Two-time world champion in motorcycling in the MotoGP category, Casey Stoner, talked about the changes he would make in the strongest motorcycle championship. The Australian is against the idea of ​​using so much electronics, and he also has a problem with the limits of the track that drivers are not allowed to cross.

Stoner believes that MotoGP needs to go back to some basic things in order to make racing better, because as he says, this is how MotoGP turns into Formula 1. On the other hand, he says that MotoGP costs are increasing. "I believe there are elements that should not exist.

It's not about security because those elements only increase costs. I wish the electronics were gone." Stoner is an old school driver and would love to make small changes that would still improve the overall impression "We need a step back.

I would like to see motorcycles slip, to see how they struggle to find grip in corners. These would not be too big changes, overtaking would be better because not everything would depend on the brakes." "Someone would mess up a bit on the way out of the curve and would be in trouble.

Adjusting the motorcycle would be more important," said Casey Stoner.

Corners and outside the track

He also presented an interesting view of the corners and the space outside the track. It is an increasingly common case that there is no more sand and grass next to the track, but that there are boundaries that stewards must then take good care of and punish drivers who touch them.

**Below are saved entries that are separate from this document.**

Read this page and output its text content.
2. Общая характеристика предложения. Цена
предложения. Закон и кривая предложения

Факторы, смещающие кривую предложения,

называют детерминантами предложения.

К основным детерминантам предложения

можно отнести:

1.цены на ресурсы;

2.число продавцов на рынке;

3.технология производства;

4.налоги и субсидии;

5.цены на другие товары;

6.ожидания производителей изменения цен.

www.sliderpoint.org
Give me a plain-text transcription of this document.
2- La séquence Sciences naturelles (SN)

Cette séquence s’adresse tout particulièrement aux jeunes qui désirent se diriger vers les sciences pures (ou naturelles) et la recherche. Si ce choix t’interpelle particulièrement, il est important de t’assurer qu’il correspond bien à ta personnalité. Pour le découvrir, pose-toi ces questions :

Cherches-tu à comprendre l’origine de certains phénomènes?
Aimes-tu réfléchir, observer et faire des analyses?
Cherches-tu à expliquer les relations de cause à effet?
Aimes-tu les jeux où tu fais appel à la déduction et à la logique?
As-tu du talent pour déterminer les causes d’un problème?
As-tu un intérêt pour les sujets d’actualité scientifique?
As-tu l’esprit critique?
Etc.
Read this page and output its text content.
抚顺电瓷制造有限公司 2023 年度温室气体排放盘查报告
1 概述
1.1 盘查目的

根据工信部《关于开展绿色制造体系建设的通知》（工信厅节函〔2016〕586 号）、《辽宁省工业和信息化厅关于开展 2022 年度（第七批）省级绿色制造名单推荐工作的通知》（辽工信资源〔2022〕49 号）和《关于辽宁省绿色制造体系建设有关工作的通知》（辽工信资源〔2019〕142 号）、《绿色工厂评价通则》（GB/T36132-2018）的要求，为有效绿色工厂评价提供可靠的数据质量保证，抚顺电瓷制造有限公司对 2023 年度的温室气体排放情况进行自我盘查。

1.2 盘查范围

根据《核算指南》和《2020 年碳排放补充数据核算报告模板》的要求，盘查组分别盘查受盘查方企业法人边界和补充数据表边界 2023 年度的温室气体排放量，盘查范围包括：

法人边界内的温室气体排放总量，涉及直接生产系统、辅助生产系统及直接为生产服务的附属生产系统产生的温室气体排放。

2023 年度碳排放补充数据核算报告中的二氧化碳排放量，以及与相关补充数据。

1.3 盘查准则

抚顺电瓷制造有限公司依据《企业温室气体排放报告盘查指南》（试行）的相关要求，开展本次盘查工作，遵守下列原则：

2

"Those borders are the worst thing that has happened to motorcycling. Grass and sand would be safer for the driver who goes off the track." "The race management must now monitor the boundaries of the track so that drivers do not gain an advantage by touching the forbidden area painted green."

"Drivers are now more aggressive when there is no grass because they know they can’t make anyone get off the track. Young drivers need the support of the race management and clearer decisions. "The surface painted green does not help," Stoner added.

In many questions, most will agree with Stoner, who has a big experience and who is a big name in the world of sports. The question is whether these changes will ever happen, because we see that Moto GP is introducing various changes to improve quality, but the question is whether every change is an improvement or a step back.